DESCRIPTION (provided by applicant): Exogenous insults, like UV exposure, lead to skin changes associated with aging and increased cancer risk. We recently showed that compromised Notch/CSL signaling, in dermal fibroblasts can lead to cutaneous field cancerization, an important clinical condition, consisting of multifocal premalignant keratinocyte lesions (like actinic keratosis, AK) preceded by more widespread changes in surrounding epithelial and stromal tissues. In preliminary studies we have found that, in stroma of AK lesions in which matrix remodeling and pro-inflammatory genes are up-regulated, expression of ATF3 is decreased. ATF3 is a key stress response transcription factor with a tumor promoting function in keratinocytes. Our working hypothesis is that ATF3 plays an opposite function in dermal cells, maintaining normal skin homeostasis and suppressing keratinocyte tumor progression. 1) We will test the hypothesis that dermal fibroblast expression of ATF3 plays a suppressive function against keratinocyte tumor development. In our preliminary work we have found that mice with ubiquitous ATF3 gene deletion have increased susceptibility to dysplastic/malignant skin tumor formation and that ATF3 -/- dermal fibroblasts enhance tumorigenic behavior of weakly transformed keratinocytes. We will extend the findings by analysis of mice with dermal fibroblast- specific deletion of the ATF3 gene and extend the results to human cells, utilizing a novel in vivo imaging assay for tumor expansion that we have developed. 2) We will test the hypothesis that ATF3 is involved in control of dermal fibroblast senescence and CAF activation in antagonism with compromised Notch/CSL signaling. Stromal cells senescence results in production of diffusible factors inducing paracrine tumor growth stimulation. We have found that, in dermal fibroblasts, many senescence and CAF (S-CAF) genes are up-regulated by ATF3 silencing, while increased ATF3 suppresses their expression. We will assess whether ATF3 controls expression of these genes by direct binding in parallel with Notch/CSL and/or functioning in concert with other transcription repressing mechanisms. 3) We will test the hypothesis that methods involving up-regulation of ATF3 expression and/or function can be used for suppression of dermal fibroblast senescence and/or CAF activation. Efficacy of compounds identified by in vitro assays will be validated in vivo, in animal models and by use of human cell imaging assays.

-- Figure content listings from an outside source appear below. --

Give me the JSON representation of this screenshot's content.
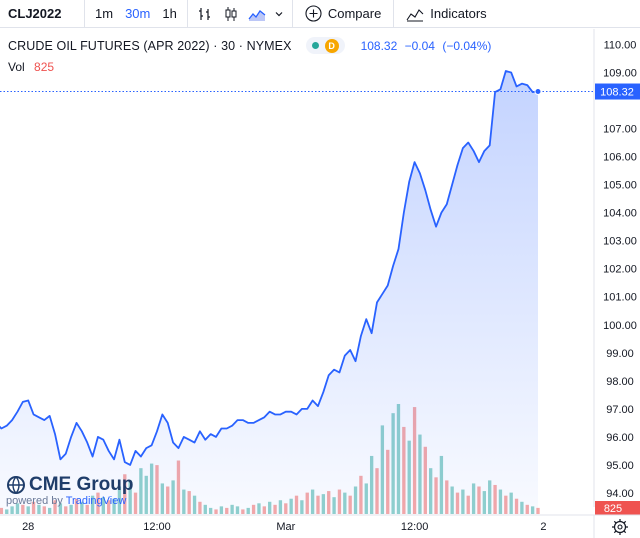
{
  "toolbar": {
    "symbol": "CLJ2022",
    "intervals": [
      {
        "label": "1m",
        "active": false
      },
      {
        "label": "30m",
        "active": true
      },
      {
        "label": "1h",
        "active": false
      }
    ],
    "compare_label": "Compare",
    "indicators_label": "Indicators"
  },
  "legend": {
    "title": "CRUDE OIL FUTURES (APR 2022) · 30 · NYMEX",
    "badge": "D",
    "last": "108.32",
    "change": "−0.04",
    "change_pct": "(−0.04%)",
    "vol_label": "Vol",
    "vol_value": "825"
  },
  "watermark": {
    "brand": "CME Group",
    "powered": "powered by",
    "provider": "TradingView"
  },
  "colors": {
    "line": "#2962ff",
    "area": "#2962ff",
    "vol_up": "#26a69a",
    "vol_down": "#ef5350",
    "last_price": "#2962ff"
  },
  "chart_data": {
    "type": "area",
    "title": "CRUDE OIL FUTURES (APR 2022) · 30 · NYMEX",
    "x_tick_labels": [
      {
        "label": "28",
        "index": 6
      },
      {
        "label": "12:00",
        "index": 30
      },
      {
        "label": "Mar",
        "index": 54
      },
      {
        "label": "12:00",
        "index": 78
      },
      {
        "label": "2",
        "index": 102
      }
    ],
    "y_tick_labels": [
      94.0,
      95.0,
      96.0,
      97.0,
      98.0,
      99.0,
      100.0,
      101.0,
      102.0,
      103.0,
      104.0,
      105.0,
      106.0,
      107.0,
      108.0,
      109.0,
      110.0
    ],
    "ylim": [
      93.5,
      110.55
    ],
    "last_price": 108.32,
    "last_price_label": "108.32",
    "vol_last_label": "825",
    "grid": false,
    "price": [
      96.5,
      96.3,
      96.4,
      96.6,
      96.9,
      97.25,
      97.3,
      96.8,
      96.7,
      96.6,
      96.75,
      96.1,
      95.2,
      95.4,
      96.0,
      96.5,
      96.2,
      95.8,
      95.3,
      96.0,
      95.9,
      95.5,
      95.2,
      95.9,
      95.1,
      95.0,
      95.5,
      95.3,
      95.6,
      95.7,
      96.2,
      96.8,
      96.5,
      95.8,
      95.6,
      96.0,
      95.9,
      95.8,
      96.2,
      95.9,
      96.1,
      96.0,
      96.3,
      96.3,
      96.4,
      96.6,
      96.6,
      96.5,
      96.5,
      96.6,
      96.7,
      96.9,
      96.8,
      96.8,
      96.9,
      96.9,
      96.8,
      97.0,
      97.0,
      97.3,
      97.1,
      97.6,
      98.2,
      98.4,
      98.3,
      98.9,
      99.1,
      98.7,
      99.6,
      100.2,
      99.7,
      100.8,
      101.1,
      101.4,
      102.1,
      102.7,
      104.0,
      105.1,
      105.8,
      105.4,
      104.8,
      104.1,
      103.5,
      104.0,
      104.3,
      105.0,
      105.7,
      106.3,
      106.5,
      106.2,
      105.8,
      106.2,
      106.4,
      108.3,
      108.4,
      109.05,
      109.0,
      108.5,
      108.6,
      108.55,
      108.3,
      108.32
    ],
    "volume": [
      {
        "v": 3,
        "up": true
      },
      {
        "v": 4,
        "up": false
      },
      {
        "v": 3,
        "up": true
      },
      {
        "v": 5,
        "up": true
      },
      {
        "v": 7,
        "up": true
      },
      {
        "v": 6,
        "up": false
      },
      {
        "v": 5,
        "up": true
      },
      {
        "v": 8,
        "up": false
      },
      {
        "v": 6,
        "up": true
      },
      {
        "v": 5,
        "up": false
      },
      {
        "v": 4,
        "up": true
      },
      {
        "v": 9,
        "up": false
      },
      {
        "v": 7,
        "up": true
      },
      {
        "v": 5,
        "up": false
      },
      {
        "v": 6,
        "up": true
      },
      {
        "v": 10,
        "up": false
      },
      {
        "v": 8,
        "up": true
      },
      {
        "v": 6,
        "up": false
      },
      {
        "v": 12,
        "up": true
      },
      {
        "v": 14,
        "up": false
      },
      {
        "v": 11,
        "up": true
      },
      {
        "v": 9,
        "up": false
      },
      {
        "v": 10,
        "up": true
      },
      {
        "v": 18,
        "up": true
      },
      {
        "v": 26,
        "up": false
      },
      {
        "v": 22,
        "up": true
      },
      {
        "v": 14,
        "up": false
      },
      {
        "v": 30,
        "up": true
      },
      {
        "v": 25,
        "up": true
      },
      {
        "v": 33,
        "up": true
      },
      {
        "v": 32,
        "up": false
      },
      {
        "v": 20,
        "up": true
      },
      {
        "v": 18,
        "up": false
      },
      {
        "v": 22,
        "up": true
      },
      {
        "v": 35,
        "up": false
      },
      {
        "v": 16,
        "up": true
      },
      {
        "v": 15,
        "up": false
      },
      {
        "v": 12,
        "up": true
      },
      {
        "v": 8,
        "up": false
      },
      {
        "v": 6,
        "up": true
      },
      {
        "v": 4,
        "up": true
      },
      {
        "v": 3,
        "up": false
      },
      {
        "v": 5,
        "up": true
      },
      {
        "v": 4,
        "up": false
      },
      {
        "v": 6,
        "up": true
      },
      {
        "v": 5,
        "up": true
      },
      {
        "v": 3,
        "up": false
      },
      {
        "v": 4,
        "up": true
      },
      {
        "v": 6,
        "up": false
      },
      {
        "v": 7,
        "up": true
      },
      {
        "v": 5,
        "up": false
      },
      {
        "v": 8,
        "up": true
      },
      {
        "v": 6,
        "up": false
      },
      {
        "v": 9,
        "up": true
      },
      {
        "v": 7,
        "up": false
      },
      {
        "v": 10,
        "up": true
      },
      {
        "v": 12,
        "up": false
      },
      {
        "v": 9,
        "up": true
      },
      {
        "v": 14,
        "up": false
      },
      {
        "v": 16,
        "up": true
      },
      {
        "v": 12,
        "up": false
      },
      {
        "v": 13,
        "up": true
      },
      {
        "v": 15,
        "up": false
      },
      {
        "v": 11,
        "up": true
      },
      {
        "v": 16,
        "up": false
      },
      {
        "v": 14,
        "up": true
      },
      {
        "v": 12,
        "up": false
      },
      {
        "v": 18,
        "up": true
      },
      {
        "v": 25,
        "up": false
      },
      {
        "v": 20,
        "up": true
      },
      {
        "v": 38,
        "up": true
      },
      {
        "v": 30,
        "up": false
      },
      {
        "v": 58,
        "up": true
      },
      {
        "v": 42,
        "up": false
      },
      {
        "v": 66,
        "up": true
      },
      {
        "v": 72,
        "up": true
      },
      {
        "v": 57,
        "up": false
      },
      {
        "v": 48,
        "up": true
      },
      {
        "v": 70,
        "up": false
      },
      {
        "v": 52,
        "up": true
      },
      {
        "v": 44,
        "up": false
      },
      {
        "v": 30,
        "up": true
      },
      {
        "v": 24,
        "up": false
      },
      {
        "v": 38,
        "up": true
      },
      {
        "v": 22,
        "up": false
      },
      {
        "v": 18,
        "up": true
      },
      {
        "v": 14,
        "up": false
      },
      {
        "v": 16,
        "up": true
      },
      {
        "v": 12,
        "up": false
      },
      {
        "v": 20,
        "up": true
      },
      {
        "v": 18,
        "up": false
      },
      {
        "v": 15,
        "up": true
      },
      {
        "v": 22,
        "up": true
      },
      {
        "v": 19,
        "up": false
      },
      {
        "v": 16,
        "up": true
      },
      {
        "v": 12,
        "up": false
      },
      {
        "v": 14,
        "up": true
      },
      {
        "v": 10,
        "up": false
      },
      {
        "v": 8,
        "up": true
      },
      {
        "v": 6,
        "up": false
      },
      {
        "v": 5,
        "up": true
      },
      {
        "v": 4,
        "up": false
      }
    ]
  }
}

描述（由申请人提供）：外源性损伤（例如紫外线照射）会导致与衰老相关的皮肤变化和癌症风险增加。我们最近表明，真皮成纤维细胞中的 Notch/CSL 信号传导受损可导致皮肤区域癌化，这是一种重要的临床病症，包括多灶性癌前角质形成细胞病变（如光化性角化病，AK），随后周围上皮和基质组织发生更广泛的变化。在初步研究中，我们发现，在基质重塑和促炎基因上调的 AK 病变基质中，ATF3 的表达降低。 ATF3 是一种关键的应激反应转录因子，在角质形成细胞中具有促肿瘤功能。我们的工作假设是，ATF3 在真皮细胞中发挥相反的功能，维持正常的皮肤稳态并抑制角质形成细胞肿瘤的进展。 1) 我们将检验 ATF3 的真皮成纤维细胞表达对角质形成细胞肿瘤发展发挥抑制作用的假设。在我们的初步工作中，我们发现普遍存在 ATF3 基因缺失的小鼠对发育不良/恶性皮肤肿瘤形成的敏感性增加，并且 ATF3 -/- 真皮成纤维细胞增强弱转化角质形成细胞的致瘤行为。我们将通过分析真皮成纤维细胞特异性缺失 ATF3 基因的小鼠来扩展研究结果，并将结果扩展到人类细胞，利用我们开发的一种新型体内肿瘤扩增成像测定法。 2) 我们将测试以下假设：ATF3 参与控制真皮成纤维细胞衰老和 CAF 激活，以对抗 Notch/CSL 信号转导受损。基质细胞衰老导致产生诱导旁分泌肿瘤生长刺激的扩散因子。我们发现，在真皮成纤维细胞中，许多衰老和 CAF (S-CAF) 基因因 ATF3 沉默而上调，而 ATF3 增加则抑制其表达。我们将评估 ATF3 是否通过与 Notch/CSL 平行直接结合和/或与其他转录抑制机制协同发挥作用来控制这些基因的表达。 3)我们将检验以下假设：涉及上调ATF3表达和/或功能的方法可用于抑制真皮成纤维细胞衰老和/或CAF活化。通过体外测定鉴定的化合物的功效将在体内、动物模型中以及通过使用人体细胞成像测定进行验证。